Ces dispositifs reviennent régulièrement lors d’entretiens clients. Derrière le sigle PER, plan d’épargne retraite, se cachent des logiques distinctes. Les règles fiscales, les modalités de versement et les stratégies patrimoniales ne se pilotent pas de la même façon selon que l’on soit salarié ou travailleur indépendant.

 

Le PER salarié : un outil collectif et individuel à la fois

Le PER salarié se décline principalement sous deux formes : le PER d’entreprise collectif et le PER individuel ouvert à titre personnel. Le PER d’entreprise s’est imposé comme un prolongement du dispositif d’épargne salariale.

 

Le fonctionnement est relativement simple. Le salarié peut effectuer des versements volontaires. L’entreprise peut abonder ces versements. Les primes d’intéressement ou de participation peuvent aussi être orientées vers le plan. Ce mécanisme crée un effet de levier immédiat, souvent sous-estimé. Quand l’employeur abonde à 100 %, l’effort d’épargne est doublé.

 

Sur le plan fiscal, les versements volontaires sont déductibles du revenu imposable dans la limite des plafonds légaux.
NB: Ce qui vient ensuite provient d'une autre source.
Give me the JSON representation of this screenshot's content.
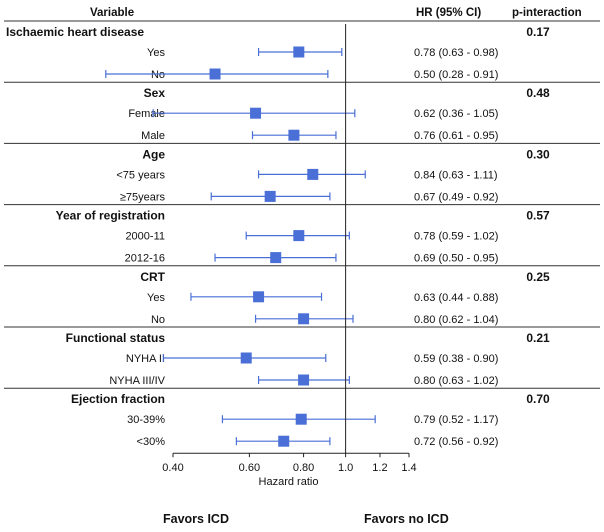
{
  "chart_data": {
    "type": "forest",
    "headers": {
      "variable": "Variable",
      "hr": "HR (95% CI)",
      "p": "p-interaction"
    },
    "xlabel": "Hazard ratio",
    "xscale": "log",
    "xlim": [
      0.4,
      1.4
    ],
    "xticks": [
      {
        "value": 0.4,
        "label": "0.40"
      },
      {
        "value": 0.6,
        "label": "0.60"
      },
      {
        "value": 0.8,
        "label": "0.80"
      },
      {
        "value": 1.0,
        "label": "1.0"
      },
      {
        "value": 1.2,
        "label": "1.2"
      },
      {
        "value": 1.4,
        "label": "1.4"
      }
    ],
    "reference_line": 1.0,
    "marker_color": "#4a6fd6",
    "favors_left": "Favors ICD",
    "favors_right": "Favors no ICD",
    "groups": [
      {
        "label": "Ischaemic heart disease",
        "p": "0.17",
        "rows": [
          {
            "label": "Yes",
            "hr": 0.78,
            "lo": 0.63,
            "hi": 0.98,
            "text": "0.78 (0.63 - 0.98)"
          },
          {
            "label": "No",
            "hr": 0.5,
            "lo": 0.28,
            "hi": 0.91,
            "text": "0.50 (0.28 - 0.91)"
          }
        ]
      },
      {
        "label": "Sex",
        "p": "0.48",
        "rows": [
          {
            "label": "Female",
            "hr": 0.62,
            "lo": 0.36,
            "hi": 1.05,
            "text": "0.62 (0.36 - 1.05)"
          },
          {
            "label": "Male",
            "hr": 0.76,
            "lo": 0.61,
            "hi": 0.95,
            "text": "0.76 (0.61 - 0.95)"
          }
        ]
      },
      {
        "label": "Age",
        "p": "0.30",
        "rows": [
          {
            "label": "<75 years",
            "hr": 0.84,
            "lo": 0.63,
            "hi": 1.11,
            "text": "0.84 (0.63 - 1.11)"
          },
          {
            "label": "≥75years",
            "hr": 0.67,
            "lo": 0.49,
            "hi": 0.92,
            "text": "0.67 (0.49 - 0.92)"
          }
        ]
      },
      {
        "label": "Year of registration",
        "p": "0.57",
        "rows": [
          {
            "label": "2000-11",
            "hr": 0.78,
            "lo": 0.59,
            "hi": 1.02,
            "text": "0.78 (0.59 - 1.02)"
          },
          {
            "label": "2012-16",
            "hr": 0.69,
            "lo": 0.5,
            "hi": 0.95,
            "text": "0.69 (0.50 - 0.95)"
          }
        ]
      },
      {
        "label": "CRT",
        "p": "0.25",
        "rows": [
          {
            "label": "Yes",
            "hr": 0.63,
            "lo": 0.44,
            "hi": 0.88,
            "text": "0.63 (0.44 - 0.88)"
          },
          {
            "label": "No",
            "hr": 0.8,
            "lo": 0.62,
            "hi": 1.04,
            "text": "0.80 (0.62 - 1.04)"
          }
        ]
      },
      {
        "label": "Functional status",
        "p": "0.21",
        "rows": [
          {
            "label": "NYHA II",
            "hr": 0.59,
            "lo": 0.38,
            "hi": 0.9,
            "text": "0.59 (0.38 - 0.90)"
          },
          {
            "label": "NYHA III/IV",
            "hr": 0.8,
            "lo": 0.63,
            "hi": 1.02,
            "text": "0.80 (0.63 - 1.02)"
          }
        ]
      },
      {
        "label": "Ejection fraction",
        "p": "0.70",
        "rows": [
          {
            "label": "30-39%",
            "hr": 0.79,
            "lo": 0.52,
            "hi": 1.17,
            "text": "0.79 (0.52 - 1.17)"
          },
          {
            "label": "<30%",
            "hr": 0.72,
            "lo": 0.56,
            "hi": 0.92,
            "text": "0.72 (0.56 - 0.92)"
          }
        ]
      }
    ]
  }
}
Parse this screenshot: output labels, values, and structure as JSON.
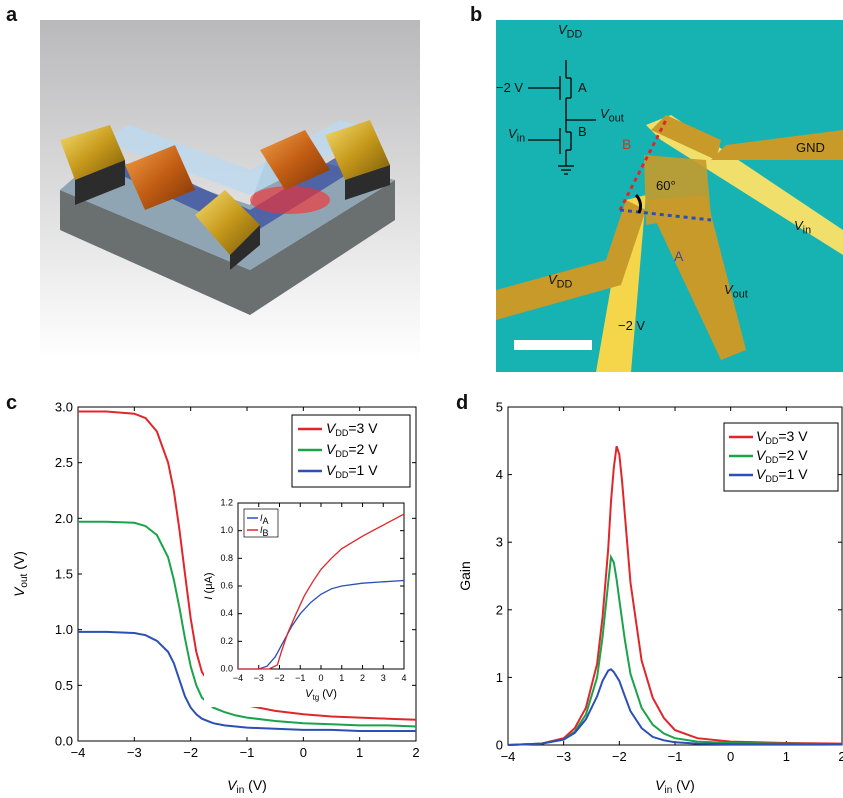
{
  "labels": {
    "a": "a",
    "b": "b",
    "c": "c",
    "d": "d"
  },
  "panel_b": {
    "vdd_top": "V",
    "vdd_top_sub": "DD",
    "neg2_in": "−2 V",
    "A": "A",
    "B": "B",
    "vout": "V",
    "vout_sub": "out",
    "vin": "V",
    "vin_sub": "in",
    "gnd": "GND",
    "angle": "60°",
    "region_B": "B",
    "region_A": "A",
    "vin_wire": "V",
    "vin_wire_sub": "in",
    "vdd_pad": "V",
    "vdd_pad_sub": "DD",
    "vout_pad": "V",
    "vout_pad_sub": "out",
    "neg2_pad": "−2 V"
  },
  "chart_data": [
    {
      "id": "c",
      "type": "line",
      "xlabel": "V",
      "xlabel_sub": "in",
      "xlabel_unit": " (V)",
      "ylabel": "V",
      "ylabel_sub": "out",
      "ylabel_unit": " (V)",
      "xlim": [
        -4,
        2
      ],
      "ylim": [
        0,
        3
      ],
      "xticks": [
        -4,
        -3,
        -2,
        -1,
        0,
        1,
        2
      ],
      "xtick_labels": [
        "−4",
        "−3",
        "−2",
        "−1",
        "0",
        "1",
        "2"
      ],
      "yticks": [
        0,
        0.5,
        1,
        1.5,
        2,
        2.5,
        3
      ],
      "ytick_labels": [
        "0.0",
        "0.5",
        "1.0",
        "1.5",
        "2.0",
        "2.5",
        "3.0"
      ],
      "legend_position": "top-right",
      "series": [
        {
          "name_main": "V",
          "name_sub": "DD",
          "name_tail": "=3 V",
          "color": "#e0262a",
          "x": [
            -4,
            -3.5,
            -3,
            -2.8,
            -2.6,
            -2.4,
            -2.3,
            -2.2,
            -2.1,
            -2.0,
            -1.9,
            -1.8,
            -1.6,
            -1.4,
            -1.2,
            -1,
            -0.5,
            0,
            0.5,
            1,
            1.5,
            2
          ],
          "y": [
            2.96,
            2.96,
            2.94,
            2.9,
            2.78,
            2.5,
            2.25,
            1.9,
            1.5,
            1.1,
            0.8,
            0.62,
            0.47,
            0.4,
            0.35,
            0.32,
            0.27,
            0.24,
            0.22,
            0.21,
            0.2,
            0.19
          ]
        },
        {
          "name_main": "V",
          "name_sub": "DD",
          "name_tail": "=2 V",
          "color": "#1aa34a",
          "x": [
            -4,
            -3.5,
            -3,
            -2.8,
            -2.6,
            -2.4,
            -2.3,
            -2.2,
            -2.1,
            -2.0,
            -1.9,
            -1.8,
            -1.6,
            -1.4,
            -1.2,
            -1,
            -0.5,
            0,
            0.5,
            1,
            1.5,
            2
          ],
          "y": [
            1.97,
            1.97,
            1.96,
            1.93,
            1.85,
            1.65,
            1.45,
            1.2,
            0.92,
            0.67,
            0.5,
            0.39,
            0.3,
            0.26,
            0.23,
            0.21,
            0.18,
            0.16,
            0.15,
            0.14,
            0.14,
            0.13
          ]
        },
        {
          "name_main": "V",
          "name_sub": "DD",
          "name_tail": "=1 V",
          "color": "#2b4fb5",
          "x": [
            -4,
            -3.5,
            -3,
            -2.8,
            -2.6,
            -2.4,
            -2.3,
            -2.2,
            -2.1,
            -2.0,
            -1.9,
            -1.8,
            -1.6,
            -1.4,
            -1.2,
            -1,
            -0.5,
            0,
            0.5,
            1,
            1.5,
            2
          ],
          "y": [
            0.98,
            0.98,
            0.97,
            0.95,
            0.9,
            0.8,
            0.7,
            0.55,
            0.4,
            0.3,
            0.24,
            0.2,
            0.16,
            0.14,
            0.13,
            0.12,
            0.11,
            0.1,
            0.1,
            0.09,
            0.09,
            0.09
          ]
        }
      ],
      "inset": {
        "type": "line",
        "xlabel": "V",
        "xlabel_sub": "tg",
        "xlabel_unit": " (V)",
        "ylabel": "I",
        "ylabel_unit": " (μA)",
        "xlim": [
          -4,
          4
        ],
        "ylim": [
          0,
          1.2
        ],
        "xticks": [
          -4,
          -3,
          -2,
          -1,
          0,
          1,
          2,
          3,
          4
        ],
        "xtick_labels": [
          "−4",
          "−3",
          "−2",
          "−1",
          "0",
          "1",
          "2",
          "3",
          "4"
        ],
        "yticks": [
          0,
          0.2,
          0.4,
          0.6,
          0.8,
          1.0,
          1.2
        ],
        "ytick_labels": [
          "0.0",
          "0.2",
          "0.4",
          "0.6",
          "0.8",
          "1.0",
          "1.2"
        ],
        "legend_position": "top-left",
        "series": [
          {
            "name_main": "I",
            "name_sub": "A",
            "color": "#2b4fb5",
            "x": [
              -4,
              -3,
              -2.6,
              -2.2,
              -1.8,
              -1.4,
              -1,
              -0.5,
              0,
              0.5,
              1,
              2,
              3,
              4
            ],
            "y": [
              0,
              0,
              0.02,
              0.09,
              0.2,
              0.31,
              0.4,
              0.48,
              0.54,
              0.58,
              0.6,
              0.62,
              0.63,
              0.64
            ]
          },
          {
            "name_main": "I",
            "name_sub": "B",
            "color": "#e0262a",
            "x": [
              -4,
              -2.5,
              -2.1,
              -1.9,
              -1.6,
              -1.2,
              -0.8,
              -0.4,
              0,
              0.5,
              1,
              2,
              3,
              4
            ],
            "y": [
              0,
              0,
              0.03,
              0.13,
              0.26,
              0.4,
              0.53,
              0.63,
              0.72,
              0.8,
              0.87,
              0.96,
              1.04,
              1.12
            ]
          }
        ]
      }
    },
    {
      "id": "d",
      "type": "line",
      "xlabel": "V",
      "xlabel_sub": "in",
      "xlabel_unit": " (V)",
      "ylabel": "Gain",
      "xlim": [
        -4,
        2
      ],
      "ylim": [
        0,
        5
      ],
      "xticks": [
        -4,
        -3,
        -2,
        -1,
        0,
        1,
        2
      ],
      "xtick_labels": [
        "−4",
        "−3",
        "−2",
        "−1",
        "0",
        "1",
        "2"
      ],
      "yticks": [
        0,
        1,
        2,
        3,
        4,
        5
      ],
      "ytick_labels": [
        "0",
        "1",
        "2",
        "3",
        "4",
        "5"
      ],
      "legend_position": "top-right",
      "series": [
        {
          "name_main": "V",
          "name_sub": "DD",
          "name_tail": "=3 V",
          "color": "#e0262a",
          "x": [
            -4,
            -3.4,
            -3,
            -2.8,
            -2.6,
            -2.4,
            -2.3,
            -2.2,
            -2.15,
            -2.1,
            -2.05,
            -2.0,
            -1.95,
            -1.9,
            -1.8,
            -1.6,
            -1.4,
            -1.2,
            -1,
            -0.6,
            0,
            1,
            2
          ],
          "y": [
            0,
            0.02,
            0.1,
            0.25,
            0.55,
            1.2,
            1.9,
            2.9,
            3.6,
            4.1,
            4.42,
            4.3,
            3.9,
            3.4,
            2.4,
            1.25,
            0.7,
            0.4,
            0.22,
            0.1,
            0.05,
            0.03,
            0.02
          ]
        },
        {
          "name_main": "V",
          "name_sub": "DD",
          "name_tail": "=2 V",
          "color": "#1aa34a",
          "x": [
            -4,
            -3.4,
            -3,
            -2.8,
            -2.6,
            -2.4,
            -2.3,
            -2.2,
            -2.15,
            -2.1,
            -2.05,
            -2.0,
            -1.9,
            -1.8,
            -1.6,
            -1.4,
            -1.2,
            -1,
            -0.6,
            0,
            1,
            2
          ],
          "y": [
            0,
            0.02,
            0.08,
            0.2,
            0.45,
            1.0,
            1.6,
            2.4,
            2.78,
            2.7,
            2.45,
            2.15,
            1.55,
            1.05,
            0.55,
            0.3,
            0.17,
            0.1,
            0.05,
            0.03,
            0.02,
            0.01
          ]
        },
        {
          "name_main": "V",
          "name_sub": "DD",
          "name_tail": "=1 V",
          "color": "#2b4fb5",
          "x": [
            -4,
            -3.4,
            -3,
            -2.8,
            -2.6,
            -2.4,
            -2.3,
            -2.2,
            -2.15,
            -2.1,
            -2.0,
            -1.9,
            -1.8,
            -1.6,
            -1.4,
            -1.2,
            -1,
            -0.6,
            0,
            1,
            2
          ],
          "y": [
            0,
            0.02,
            0.08,
            0.18,
            0.38,
            0.72,
            0.95,
            1.1,
            1.12,
            1.08,
            0.95,
            0.72,
            0.5,
            0.25,
            0.12,
            0.07,
            0.04,
            0.02,
            0.01,
            0.01,
            0.01
          ]
        }
      ]
    }
  ]
}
Cela réduit l’impôt aujourd’hui, avec une fiscalité reportée à la retraite. Ce report peut être pertinent pour un salarié en forte tranche marginale d’imposition, par exemple un cadre supérieur imposé à 41 %.

 

Pour un salarié, les versements volontaires effectués sur un PER individuel ou un PER d’entreprise sont déductibles du revenu imposable dans la limite d’un plafond annuel.

 

Ce plafond correspond à 10 % des revenus professionnels nets de l’année précédente, retenus dans la limite de 8 fois le PASS. Le PASS correspond au plafond annuel de la sécurité sociale, et est de 48 060 € en 2026.

 

Il existe aussi un minimum légal. Même avec des revenus modestes, le plafond ne peut pas être inférieur à 10 % du PASS. Cela signifie qu’un salarié peut déduire un minimum, même avec un revenu faible ou irrégulier.

 

De plus, les plafonds non utilisés des trois années précédentes sont reportables. Ce mécanisme peut devenir stratégique. Un cadre supérieur ayant peu versé durant plusieurs années peut mobiliser un plafond cumulé important.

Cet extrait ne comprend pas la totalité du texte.